В том, что любой падающий предмет издает звуки, Настя не сомневалась.
Воздух, несмотря на прозрачность, настолько плотный, что любое сжатие
сопровождается каким-либо аккомпанементом. Оторвавшийся от
материнского ствола листок, кружась в воздухе, возмущает атмосферу и та
вибрирует, сигнализируя о его падении. Современным людям услышать сие,
увы, не дано. И кто может сказать, какие другие не менее значимые качества
были утрачены по мере того, как человек приспосабливал природу под
собственные нужды?
Взять тех же бабушек, способных с помощью заговоров излечивать
заболевания, которые нынешним эскулапам не по зубам. В восьмом классе
Настя выглядела гадким утенком: сверстницы похорошели, ударились в рост,
округлились, приобрели соблазнительные формы, включая задорно
выпирающие грудки. В классе образовалась элита из физически
сформировавшихся девиц, а она осталась похожей на подростка -
худосочного и костлявого. Вот и стала, волнуясь, грызть ногти. Сколько
мама ее за это не шпыняла, ничего не помогало. Закончилось тем, что
однажды у нее опух палец. Сначала она не обращала внимания на ноющую
боль, терпела до тех пор, пока палец не превратился в огнедышащую
красную сардельку. Пришлось пойти на прием к дерматологу. Тот
диагностировал панариций. От лекарств только тошнило, а краснота
неукротимо ползла по руке. Боль была нестерпимой, Настя готова была и
всю кисть отпилить. Ампутации удалось избежать благодаря соседке бабе
Клаве. Увидев руку девочки, старушка размотала бинты и запричитала: "Ой,
боженька, страсть небесная! Да как же тебя, девонька, угораздило подцепить
такую заразу?". Она затащила маму Насти в другую комнату и долго что-то
забористо ей выговаривала. Последующие события Настя запомнила плохо:
раннее утро, электричка, старенький деревенский домик и участливые
голубые глаза старушки в темном платке. Та приказала ей опустить больную
руку в алюминиевую миску с водой и, поглаживая багрово-красную кисть
тремя колосками пшеницы, что-то нашептывала. Потом настоятельно
посоветовала обернуть больную руку двумя платками: снизу красным, а
сверху пуховым, и ни в коем случае не снимать в течение недели.
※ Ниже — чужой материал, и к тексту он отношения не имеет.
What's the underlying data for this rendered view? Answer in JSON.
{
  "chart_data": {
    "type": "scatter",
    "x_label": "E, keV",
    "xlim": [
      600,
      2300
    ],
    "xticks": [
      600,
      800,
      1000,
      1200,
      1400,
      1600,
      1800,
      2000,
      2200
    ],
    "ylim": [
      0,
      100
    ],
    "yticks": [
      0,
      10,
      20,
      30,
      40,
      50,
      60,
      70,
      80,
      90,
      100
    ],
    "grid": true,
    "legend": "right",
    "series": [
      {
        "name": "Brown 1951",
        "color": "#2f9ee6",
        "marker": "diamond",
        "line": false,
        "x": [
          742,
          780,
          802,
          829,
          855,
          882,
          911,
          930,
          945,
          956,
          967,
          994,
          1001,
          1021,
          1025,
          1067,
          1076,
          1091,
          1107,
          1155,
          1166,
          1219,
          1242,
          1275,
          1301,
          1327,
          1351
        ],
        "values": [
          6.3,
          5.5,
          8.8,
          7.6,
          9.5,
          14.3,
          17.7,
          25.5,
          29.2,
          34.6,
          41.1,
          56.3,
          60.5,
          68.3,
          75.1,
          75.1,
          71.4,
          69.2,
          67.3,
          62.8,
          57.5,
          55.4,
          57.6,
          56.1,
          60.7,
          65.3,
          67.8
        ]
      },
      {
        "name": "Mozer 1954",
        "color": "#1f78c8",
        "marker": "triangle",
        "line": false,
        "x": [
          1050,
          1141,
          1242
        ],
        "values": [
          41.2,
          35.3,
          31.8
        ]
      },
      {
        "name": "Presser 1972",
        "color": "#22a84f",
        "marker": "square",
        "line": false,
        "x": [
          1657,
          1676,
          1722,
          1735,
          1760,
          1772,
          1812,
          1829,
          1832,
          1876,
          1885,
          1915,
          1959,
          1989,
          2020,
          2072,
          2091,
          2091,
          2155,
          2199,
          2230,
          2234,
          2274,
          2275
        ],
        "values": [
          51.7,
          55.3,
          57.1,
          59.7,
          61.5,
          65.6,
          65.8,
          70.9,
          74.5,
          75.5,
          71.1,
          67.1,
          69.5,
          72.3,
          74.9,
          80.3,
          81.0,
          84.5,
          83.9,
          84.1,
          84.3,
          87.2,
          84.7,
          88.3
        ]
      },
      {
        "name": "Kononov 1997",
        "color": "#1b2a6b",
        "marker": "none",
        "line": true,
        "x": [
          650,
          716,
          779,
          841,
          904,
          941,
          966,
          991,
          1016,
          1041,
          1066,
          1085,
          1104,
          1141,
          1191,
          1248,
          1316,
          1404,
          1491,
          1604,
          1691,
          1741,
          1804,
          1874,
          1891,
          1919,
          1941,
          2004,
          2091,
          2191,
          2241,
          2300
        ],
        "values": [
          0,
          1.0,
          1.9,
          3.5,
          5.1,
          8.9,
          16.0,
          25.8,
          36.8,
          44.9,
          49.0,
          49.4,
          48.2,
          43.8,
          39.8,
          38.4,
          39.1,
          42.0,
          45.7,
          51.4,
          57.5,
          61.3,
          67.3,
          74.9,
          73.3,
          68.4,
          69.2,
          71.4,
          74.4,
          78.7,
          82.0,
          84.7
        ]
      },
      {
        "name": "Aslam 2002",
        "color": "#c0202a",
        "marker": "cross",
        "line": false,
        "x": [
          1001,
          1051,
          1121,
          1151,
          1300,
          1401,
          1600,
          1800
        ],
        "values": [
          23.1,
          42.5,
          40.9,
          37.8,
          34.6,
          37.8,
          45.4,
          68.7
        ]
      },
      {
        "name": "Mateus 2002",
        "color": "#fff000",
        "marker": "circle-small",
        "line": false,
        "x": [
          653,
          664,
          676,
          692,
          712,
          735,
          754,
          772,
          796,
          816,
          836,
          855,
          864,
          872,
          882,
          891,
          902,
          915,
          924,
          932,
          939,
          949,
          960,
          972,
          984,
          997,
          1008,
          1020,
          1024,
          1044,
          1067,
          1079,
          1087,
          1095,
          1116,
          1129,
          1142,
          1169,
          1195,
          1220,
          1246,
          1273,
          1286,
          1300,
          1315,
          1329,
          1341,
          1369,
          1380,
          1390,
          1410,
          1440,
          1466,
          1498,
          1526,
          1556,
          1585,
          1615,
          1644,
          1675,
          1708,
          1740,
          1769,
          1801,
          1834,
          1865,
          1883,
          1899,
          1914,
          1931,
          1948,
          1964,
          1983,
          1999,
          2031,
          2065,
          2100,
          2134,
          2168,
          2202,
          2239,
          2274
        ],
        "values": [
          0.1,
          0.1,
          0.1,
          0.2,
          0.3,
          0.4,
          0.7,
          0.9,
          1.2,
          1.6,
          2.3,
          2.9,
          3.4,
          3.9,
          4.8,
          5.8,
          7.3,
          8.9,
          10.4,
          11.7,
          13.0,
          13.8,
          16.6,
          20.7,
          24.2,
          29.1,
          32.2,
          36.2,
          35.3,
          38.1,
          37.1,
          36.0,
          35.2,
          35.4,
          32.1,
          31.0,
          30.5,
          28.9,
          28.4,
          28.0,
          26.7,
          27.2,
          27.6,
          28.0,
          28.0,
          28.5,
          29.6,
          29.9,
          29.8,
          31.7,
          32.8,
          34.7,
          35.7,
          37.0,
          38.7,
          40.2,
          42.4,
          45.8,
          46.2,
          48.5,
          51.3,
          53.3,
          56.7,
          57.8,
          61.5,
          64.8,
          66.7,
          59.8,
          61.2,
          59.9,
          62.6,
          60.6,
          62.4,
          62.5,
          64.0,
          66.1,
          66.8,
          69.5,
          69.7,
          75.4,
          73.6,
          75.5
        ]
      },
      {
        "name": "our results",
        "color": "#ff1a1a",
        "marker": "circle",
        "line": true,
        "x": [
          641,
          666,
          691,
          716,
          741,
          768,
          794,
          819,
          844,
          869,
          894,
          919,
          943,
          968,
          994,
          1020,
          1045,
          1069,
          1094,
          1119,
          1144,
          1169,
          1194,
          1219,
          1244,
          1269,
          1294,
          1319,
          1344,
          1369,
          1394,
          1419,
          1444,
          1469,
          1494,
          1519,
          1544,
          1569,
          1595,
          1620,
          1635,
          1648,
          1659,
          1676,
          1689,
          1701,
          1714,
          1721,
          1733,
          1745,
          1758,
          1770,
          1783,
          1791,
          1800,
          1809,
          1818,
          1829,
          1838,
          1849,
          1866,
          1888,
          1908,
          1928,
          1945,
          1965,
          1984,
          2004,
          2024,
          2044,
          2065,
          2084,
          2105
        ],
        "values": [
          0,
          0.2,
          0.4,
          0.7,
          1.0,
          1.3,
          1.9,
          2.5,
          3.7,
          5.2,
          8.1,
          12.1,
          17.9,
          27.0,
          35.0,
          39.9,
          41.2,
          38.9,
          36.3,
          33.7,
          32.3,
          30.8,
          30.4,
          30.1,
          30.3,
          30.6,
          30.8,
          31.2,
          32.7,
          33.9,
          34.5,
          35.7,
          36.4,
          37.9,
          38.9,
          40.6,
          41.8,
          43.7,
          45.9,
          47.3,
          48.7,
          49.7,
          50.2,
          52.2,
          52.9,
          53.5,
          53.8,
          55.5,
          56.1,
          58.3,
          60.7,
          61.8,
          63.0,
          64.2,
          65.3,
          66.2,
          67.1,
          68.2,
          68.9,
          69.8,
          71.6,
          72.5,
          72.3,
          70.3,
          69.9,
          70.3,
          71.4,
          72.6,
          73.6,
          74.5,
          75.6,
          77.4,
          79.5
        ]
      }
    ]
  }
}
Три дня
Настя мужественно терпела, хотя свербеж был невыносимым. Не выдержав
пытки, со слезами объявила матери, что снимет платки. "Потерпи минутку" -
взмолилась мама и перепуганной птицей вылетела из комнаты. Явление бабы
Клавы было предсказуемым. Старушка присела на кровать, осторожно
приподняла ее руку. "Ты ничего не зришь, потому что видеть надо не
глазами, а сердцем. Душа у тебя, как у птички, безвинная и бесхитростная.
Но запомни: ты уже попала в черный круг, хоть и не по своей воле. Выход
один: смирись с мукой, позволь ей лютовать, сколько захочется, думай
только о том, что рано или поздно она исчерпается. А пойдешь поперек - зла
наживешь. Поняла?". Настя покорно кивнула. Единственное, что до нее
дошло, - нужно дотерпеть. Впрочем, к вечеру зуд утих и девушка спокойно
уснула. Через три дня избавилась от надоевших платков - поврежденная рука
ничем не отличалась от здоровой. С той поры грызть ногти перестала, а когда
волновалась, щелкала семечки. Вспомнив, что они тоже вышли боком -
пришлось устроить капремонт передних зубов - Настя невольно сбавила шаг
и пребольно бахнулась ногой о камень. Нагнувшись, потерла большой
палец, а когда поднялась, не увидела Ришелье. Огляделась, пытаясь понять,
куда он делся, но доходившая до пояса трава надежно скрывала животное.
Хуже всего было то, что она и понятия не имела, как вернуться на кордон.
"Козел - он и в Африке козел", - обозлилась девушка, хотя и понимала, что в
случившемся виноват отнюдь не Ришелье. Вспомнилось, как знакомый отца,
работавший в таксопарке, рассказывал, что можно проездить много лет и ни
разу не проколоть колесо, но когда везение заканчивается, то едва ли не
каждый день приходится ремонтировать пробитую резину. Что-то многовато
в этом году на ее голову свалилось напастей. Прямо-таки косяком пошли.
Что бы это значило?
Настю кто-то толкнул в задницу и хотя прикосновение было несильным,
она развернулась, как ужаленная. Перед нею стоял Ришелье. "Миленький
мой, ты вернулся", - расчувствовалась Настя и, присев, обняла козла за шею.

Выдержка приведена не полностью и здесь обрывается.